難,真的很難。
自從發現原來自己跟所有大部分的人這麼不同之後,不喜歡太顯眼的我,很想偽裝自己藏起來,假裝自己也是這個一般社會接受的樣版。
那是 16-17 歲,我所謂的初次發病時的心態。
我沒有想過,原來自己的與眾不同,讓我得開始去找到還能在這人類世界中有個可以立足之地。
娜娜看著我,靜默不語,而我是非常哀怨地盯著她。
這不是我想像中的人間探險之旅。
為什麼,我要被關在精神病房?為什麼?只因為我跟你們這些世人不接受的存在可以溝通,我就該死,該被定罪成精神病患,從此不能再有低調安穩的日子可過嗎!
所以,我怨啊,非常怨。
精神科醫生診斷我是躁鬱症和多重人格,但他卻在我前一晚不睡覺鬧著病房的隔天查房時對我說,怎麼不好好睡覺跑去他夢裡。
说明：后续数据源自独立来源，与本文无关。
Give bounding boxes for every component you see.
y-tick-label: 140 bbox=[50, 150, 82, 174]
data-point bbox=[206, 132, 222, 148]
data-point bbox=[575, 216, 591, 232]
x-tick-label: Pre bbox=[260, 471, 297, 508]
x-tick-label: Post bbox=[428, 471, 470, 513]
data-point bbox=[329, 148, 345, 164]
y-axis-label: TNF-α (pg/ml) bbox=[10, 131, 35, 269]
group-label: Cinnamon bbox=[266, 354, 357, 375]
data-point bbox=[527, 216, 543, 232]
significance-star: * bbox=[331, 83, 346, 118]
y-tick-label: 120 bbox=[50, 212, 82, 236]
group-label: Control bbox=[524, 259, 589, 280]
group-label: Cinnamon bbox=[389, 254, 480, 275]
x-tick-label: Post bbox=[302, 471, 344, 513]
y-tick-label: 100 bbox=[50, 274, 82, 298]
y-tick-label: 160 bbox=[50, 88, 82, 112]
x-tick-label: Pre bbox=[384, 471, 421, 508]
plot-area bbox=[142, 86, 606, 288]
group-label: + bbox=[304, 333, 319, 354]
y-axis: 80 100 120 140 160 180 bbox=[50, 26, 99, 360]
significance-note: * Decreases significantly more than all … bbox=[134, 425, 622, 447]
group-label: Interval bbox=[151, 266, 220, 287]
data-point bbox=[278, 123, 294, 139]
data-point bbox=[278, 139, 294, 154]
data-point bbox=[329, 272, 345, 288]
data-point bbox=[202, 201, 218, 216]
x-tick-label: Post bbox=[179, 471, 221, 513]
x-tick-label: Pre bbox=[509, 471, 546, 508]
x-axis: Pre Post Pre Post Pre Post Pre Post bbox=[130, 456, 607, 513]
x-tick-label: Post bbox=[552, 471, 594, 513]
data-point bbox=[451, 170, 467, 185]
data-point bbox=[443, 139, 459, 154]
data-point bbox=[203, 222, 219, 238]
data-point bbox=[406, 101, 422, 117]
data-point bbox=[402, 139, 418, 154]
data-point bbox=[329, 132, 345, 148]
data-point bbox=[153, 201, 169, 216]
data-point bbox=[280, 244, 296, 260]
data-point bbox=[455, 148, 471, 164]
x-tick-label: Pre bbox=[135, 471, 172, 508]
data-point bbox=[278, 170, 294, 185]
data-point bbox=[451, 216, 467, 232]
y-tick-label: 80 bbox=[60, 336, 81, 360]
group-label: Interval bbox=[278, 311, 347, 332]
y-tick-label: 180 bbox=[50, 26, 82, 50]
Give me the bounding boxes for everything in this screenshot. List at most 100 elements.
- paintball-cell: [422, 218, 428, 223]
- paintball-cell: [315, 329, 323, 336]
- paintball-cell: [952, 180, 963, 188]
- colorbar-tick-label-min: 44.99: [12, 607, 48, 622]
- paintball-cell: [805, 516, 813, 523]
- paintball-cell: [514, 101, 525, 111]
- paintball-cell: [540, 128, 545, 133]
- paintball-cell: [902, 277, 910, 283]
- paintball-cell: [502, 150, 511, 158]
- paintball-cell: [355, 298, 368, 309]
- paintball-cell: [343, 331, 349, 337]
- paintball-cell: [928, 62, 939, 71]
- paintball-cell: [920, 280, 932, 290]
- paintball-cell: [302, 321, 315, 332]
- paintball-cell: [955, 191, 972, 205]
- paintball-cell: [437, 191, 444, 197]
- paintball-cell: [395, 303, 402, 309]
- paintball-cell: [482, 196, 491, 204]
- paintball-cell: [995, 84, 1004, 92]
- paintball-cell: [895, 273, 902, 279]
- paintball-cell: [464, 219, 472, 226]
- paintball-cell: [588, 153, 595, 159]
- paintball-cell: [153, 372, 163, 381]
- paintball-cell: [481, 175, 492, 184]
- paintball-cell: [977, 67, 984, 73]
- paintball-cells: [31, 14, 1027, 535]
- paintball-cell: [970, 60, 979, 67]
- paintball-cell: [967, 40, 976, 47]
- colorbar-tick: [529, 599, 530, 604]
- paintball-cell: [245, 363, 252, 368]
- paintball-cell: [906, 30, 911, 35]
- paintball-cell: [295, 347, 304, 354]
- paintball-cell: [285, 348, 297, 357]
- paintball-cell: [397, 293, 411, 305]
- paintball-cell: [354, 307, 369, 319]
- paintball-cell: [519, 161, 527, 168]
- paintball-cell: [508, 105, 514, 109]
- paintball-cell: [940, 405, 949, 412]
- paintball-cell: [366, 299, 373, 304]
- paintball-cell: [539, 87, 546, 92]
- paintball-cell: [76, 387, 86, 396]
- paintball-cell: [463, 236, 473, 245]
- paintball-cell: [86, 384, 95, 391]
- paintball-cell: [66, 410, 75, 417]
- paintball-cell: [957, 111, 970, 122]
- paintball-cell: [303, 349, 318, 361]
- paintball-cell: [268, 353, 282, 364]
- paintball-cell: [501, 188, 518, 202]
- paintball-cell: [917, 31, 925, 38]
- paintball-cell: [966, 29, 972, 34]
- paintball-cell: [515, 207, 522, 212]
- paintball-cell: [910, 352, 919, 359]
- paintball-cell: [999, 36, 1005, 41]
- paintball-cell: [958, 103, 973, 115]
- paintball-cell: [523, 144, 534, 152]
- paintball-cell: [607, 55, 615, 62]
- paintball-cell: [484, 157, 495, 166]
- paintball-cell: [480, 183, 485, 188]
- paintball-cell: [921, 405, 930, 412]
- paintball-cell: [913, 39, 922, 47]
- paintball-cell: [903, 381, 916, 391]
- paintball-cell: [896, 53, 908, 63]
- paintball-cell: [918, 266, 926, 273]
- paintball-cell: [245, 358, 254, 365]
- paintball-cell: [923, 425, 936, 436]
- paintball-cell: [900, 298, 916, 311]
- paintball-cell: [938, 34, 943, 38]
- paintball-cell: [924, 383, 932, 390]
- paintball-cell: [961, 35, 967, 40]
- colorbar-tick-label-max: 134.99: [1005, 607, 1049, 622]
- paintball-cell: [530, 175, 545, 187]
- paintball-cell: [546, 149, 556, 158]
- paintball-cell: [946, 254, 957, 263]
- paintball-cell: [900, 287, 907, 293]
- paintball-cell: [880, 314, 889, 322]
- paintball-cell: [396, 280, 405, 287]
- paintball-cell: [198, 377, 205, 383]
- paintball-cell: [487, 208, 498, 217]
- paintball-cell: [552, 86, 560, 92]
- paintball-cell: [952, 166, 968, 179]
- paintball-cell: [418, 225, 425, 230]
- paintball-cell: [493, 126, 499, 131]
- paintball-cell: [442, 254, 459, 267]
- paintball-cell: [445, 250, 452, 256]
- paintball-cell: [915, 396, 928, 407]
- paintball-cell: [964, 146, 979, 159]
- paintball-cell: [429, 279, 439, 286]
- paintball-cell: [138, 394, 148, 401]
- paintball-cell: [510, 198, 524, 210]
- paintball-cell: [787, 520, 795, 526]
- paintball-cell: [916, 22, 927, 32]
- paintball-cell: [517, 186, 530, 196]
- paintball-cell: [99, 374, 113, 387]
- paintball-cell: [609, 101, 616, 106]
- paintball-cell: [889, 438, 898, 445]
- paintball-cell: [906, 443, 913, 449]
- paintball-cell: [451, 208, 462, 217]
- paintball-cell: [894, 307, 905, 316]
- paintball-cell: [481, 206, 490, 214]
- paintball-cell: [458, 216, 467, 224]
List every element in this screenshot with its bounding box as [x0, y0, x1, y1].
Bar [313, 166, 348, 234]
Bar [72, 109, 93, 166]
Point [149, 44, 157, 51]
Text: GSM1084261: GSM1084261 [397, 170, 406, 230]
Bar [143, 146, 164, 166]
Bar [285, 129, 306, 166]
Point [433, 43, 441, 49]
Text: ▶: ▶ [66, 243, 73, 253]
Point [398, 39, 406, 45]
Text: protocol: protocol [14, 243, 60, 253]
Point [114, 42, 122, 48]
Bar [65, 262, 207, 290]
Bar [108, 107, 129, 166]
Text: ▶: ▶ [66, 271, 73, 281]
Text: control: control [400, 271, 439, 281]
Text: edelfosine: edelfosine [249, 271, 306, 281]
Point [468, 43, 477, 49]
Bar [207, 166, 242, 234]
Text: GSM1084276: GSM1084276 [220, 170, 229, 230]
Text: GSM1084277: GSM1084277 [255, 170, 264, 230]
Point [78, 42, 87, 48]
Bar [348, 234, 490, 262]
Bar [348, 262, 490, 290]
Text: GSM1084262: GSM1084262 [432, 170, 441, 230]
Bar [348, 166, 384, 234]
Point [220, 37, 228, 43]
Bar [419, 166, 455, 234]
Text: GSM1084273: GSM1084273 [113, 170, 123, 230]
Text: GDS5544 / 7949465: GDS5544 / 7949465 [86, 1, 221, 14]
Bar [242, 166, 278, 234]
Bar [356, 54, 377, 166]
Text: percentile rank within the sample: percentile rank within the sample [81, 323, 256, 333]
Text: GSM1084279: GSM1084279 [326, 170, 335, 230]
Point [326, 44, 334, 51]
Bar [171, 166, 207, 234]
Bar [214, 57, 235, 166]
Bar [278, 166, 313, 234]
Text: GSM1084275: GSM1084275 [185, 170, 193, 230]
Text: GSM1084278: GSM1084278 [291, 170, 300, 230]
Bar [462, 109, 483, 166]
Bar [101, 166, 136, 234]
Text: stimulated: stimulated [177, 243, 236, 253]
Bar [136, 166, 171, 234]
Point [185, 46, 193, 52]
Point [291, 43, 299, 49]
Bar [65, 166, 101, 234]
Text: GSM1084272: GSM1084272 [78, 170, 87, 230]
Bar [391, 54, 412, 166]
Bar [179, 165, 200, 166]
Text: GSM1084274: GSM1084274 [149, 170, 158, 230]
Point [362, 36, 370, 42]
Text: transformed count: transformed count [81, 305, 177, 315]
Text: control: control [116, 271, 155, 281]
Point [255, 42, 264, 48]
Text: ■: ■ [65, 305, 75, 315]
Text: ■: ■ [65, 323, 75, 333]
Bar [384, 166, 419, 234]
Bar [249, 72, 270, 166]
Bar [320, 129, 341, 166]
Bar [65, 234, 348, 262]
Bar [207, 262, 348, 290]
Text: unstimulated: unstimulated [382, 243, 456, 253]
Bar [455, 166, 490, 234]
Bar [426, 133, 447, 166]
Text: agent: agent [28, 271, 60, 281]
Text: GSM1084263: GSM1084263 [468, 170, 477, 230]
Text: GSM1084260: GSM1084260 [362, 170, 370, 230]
欸,你是精神科醫生耶,是你說我有病,然後你現在說我去找你托夢,這樣合理嗎!
對,不合邏輯也不合理,正是對我生命詮釋的最佳註解。
娜娜從來不會對我解釋什麼,像是安慰之類的話,或者哄我說這些只是過程,撐過去了就好的那些這些精神喊話。
沒有,通通沒有。
她一樣高冷姿態,符合她仙女身份的不食人間煙火氣質,只說了一句,「勇敢點,自己站起來」。
我怨,很怨懟這冷淡的女神的高高在上。
很久很久之後的現在,我才理解娜娜當時的冷淡。
這是我此生的試煉必經過程,娜娜無法對我有所放鬆,那只會讓我軟弱,通不過一次又一次的磨練。
所以我說,很難,人生很難。
我的難點在於,我總是忘了自己這次生而為人,傻傻用著非人思考模式,所以到處碰壁。
所以娜娜只會冷眼看著我,但也默默守護著我,以她獨有的關懷方式,逼著我成長,在這人的世界中找到可以站穩腳步的成長。
娜娜,是我的嚴師。唯一,沒有之一。